BONES is designed to address the fastest-growing bottleneck on the Internet, according to Lyn Cantor, chief executive officer of Internet intelligence company Sandvine Inc. (Waterloo, Ontario, Canada). “Total usage across the world’s 6.4-billion mobile subscriptions and 1.4-billion fixed connections is approximately 33 exabytes per day, with per-subscriber usage of about 4.2 GB per day” said Sandvine. Of that traffic, “video downstream now dominates,” according to Sandvine, with approximately 70% taken up by on-demand video, streaming video, and videoconferencing or person-to-person video calls.

The ability to download lower-quality videos, then enhance them to higher definition while still in the player’s buffer, without interrupting the viewer’s stream, will give much-sought-after leeway to all the streaming video giants struggling to build-out enough capacity to keep up with demand. That, according to Sandvine, includes (in approximate order of size) YouTube, Netflix, TikTok, Amazon Prime, and Disney+, as well as video embedded in Facebook Messenger, Snapchat, Instagram, and specialty channels like Peacock and Hulu.

“In these traditional video streaming systems, the only way to access high-quality content is to download it,” said Wang. “With BONES using deep learning algorithms, we open up the possibility of routinely downloading low-quality content, and then recovering visual quality in the user’s playback device via neural enhancement techniques.”

The BONES algorithm itself, however, does not contain the deep learning algorithms, but instead manages the real-time control of switching from downloaded to neural-enhanced content without interrupting the stream. BONES’ open secret to success is its use of twin buffers: one with the highest-resolution downloaded content, the other with enhanced-resolution content ready to go the instant bad frames are detected in the high-resolution buffer.

“Despite BONES’ guaranteed performance improvement, our strategy raises the real-life challenge of jointly scheduling network and computational resources, namely when and how to quickly switch to neural-enhanced streaming,” said Wang. “Previous attempts at NES have relied on black-box algorithms or heuristic approaches, which leads to unbounded and inferior results.”

BONES uses explainable parameters, which Wang claims are easy to implement, and which are both mathematically proven to improve quality and empirically proven to outperform existing methods over large-scale simulations and real-world tests.

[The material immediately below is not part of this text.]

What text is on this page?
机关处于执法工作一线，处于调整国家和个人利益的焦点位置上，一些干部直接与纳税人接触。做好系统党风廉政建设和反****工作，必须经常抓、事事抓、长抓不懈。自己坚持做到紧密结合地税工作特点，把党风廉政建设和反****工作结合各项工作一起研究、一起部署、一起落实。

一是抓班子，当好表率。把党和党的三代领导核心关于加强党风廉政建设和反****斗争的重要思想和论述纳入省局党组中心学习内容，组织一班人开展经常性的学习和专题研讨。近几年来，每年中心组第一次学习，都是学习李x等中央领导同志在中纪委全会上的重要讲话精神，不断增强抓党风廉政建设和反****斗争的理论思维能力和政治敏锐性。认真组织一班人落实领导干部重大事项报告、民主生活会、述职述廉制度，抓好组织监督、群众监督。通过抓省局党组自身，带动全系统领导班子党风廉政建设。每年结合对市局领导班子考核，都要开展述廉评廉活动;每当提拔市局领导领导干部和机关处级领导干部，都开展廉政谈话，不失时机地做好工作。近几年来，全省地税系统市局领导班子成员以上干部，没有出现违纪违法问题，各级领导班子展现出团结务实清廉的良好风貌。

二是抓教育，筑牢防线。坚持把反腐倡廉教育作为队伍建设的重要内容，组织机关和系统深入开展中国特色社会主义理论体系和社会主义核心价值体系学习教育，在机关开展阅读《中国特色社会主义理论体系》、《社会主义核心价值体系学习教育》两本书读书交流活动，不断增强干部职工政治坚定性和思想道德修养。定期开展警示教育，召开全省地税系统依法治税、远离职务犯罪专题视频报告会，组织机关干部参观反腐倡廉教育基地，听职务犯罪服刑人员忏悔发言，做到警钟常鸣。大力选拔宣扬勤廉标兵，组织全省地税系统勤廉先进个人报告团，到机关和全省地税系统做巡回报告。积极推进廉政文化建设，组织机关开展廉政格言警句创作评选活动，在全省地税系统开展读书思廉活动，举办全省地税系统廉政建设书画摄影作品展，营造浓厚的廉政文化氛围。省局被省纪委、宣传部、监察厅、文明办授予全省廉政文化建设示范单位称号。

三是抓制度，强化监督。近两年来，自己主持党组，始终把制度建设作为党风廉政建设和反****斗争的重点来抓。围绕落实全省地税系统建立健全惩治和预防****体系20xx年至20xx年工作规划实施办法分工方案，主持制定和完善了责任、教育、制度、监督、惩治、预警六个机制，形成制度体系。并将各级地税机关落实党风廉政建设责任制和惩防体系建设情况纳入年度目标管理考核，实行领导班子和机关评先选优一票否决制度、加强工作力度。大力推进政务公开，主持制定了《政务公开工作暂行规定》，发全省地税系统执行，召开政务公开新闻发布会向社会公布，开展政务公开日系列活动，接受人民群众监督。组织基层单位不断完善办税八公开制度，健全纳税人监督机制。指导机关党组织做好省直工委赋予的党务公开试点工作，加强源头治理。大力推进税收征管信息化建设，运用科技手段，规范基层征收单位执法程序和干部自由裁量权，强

“Our algorithm will promote media delivery systems to embrace the potential of deep learning, helping address our existing Internet communication bottleneck with computational power,” said Wang.

“We believe that BONES is destined to become the new benchmark for adaptive neural enhancement of video streams,” said Ramesh Sitaraman, Distinguished University Professor and Associate Dean for Educational Programs and Teaching in the College of Information and Computers Sciences at the University of Massachusetts at Amherst.

As they were not motivated by profit, Wang, Sitaraman, and their colleagues made BONES open-source. In that way, they felt they were helping to marry widely available deep learning-based neural enhancement modules with real-time video streaming to help improve every user’s experience.

“We reasoned that deep learning is expensive and slow, so it was important to determine when and how to perform these enhancements in the most efficient manner,” said Wang. “BONES itself is a general solution agnostic to neural enhancement methods and media formats.”

Today, BONES can be implemented on a user’s video playback hardware with no changes to the streaming source. In the future, however, Wang et. al. are working on modifications to the server side that could further enhance video streaming—even for existing video players not upgraded with BONES software.

R. Colin Johnson is a Kyoto Prize Fellow who has worked as a technology journalist for two decades.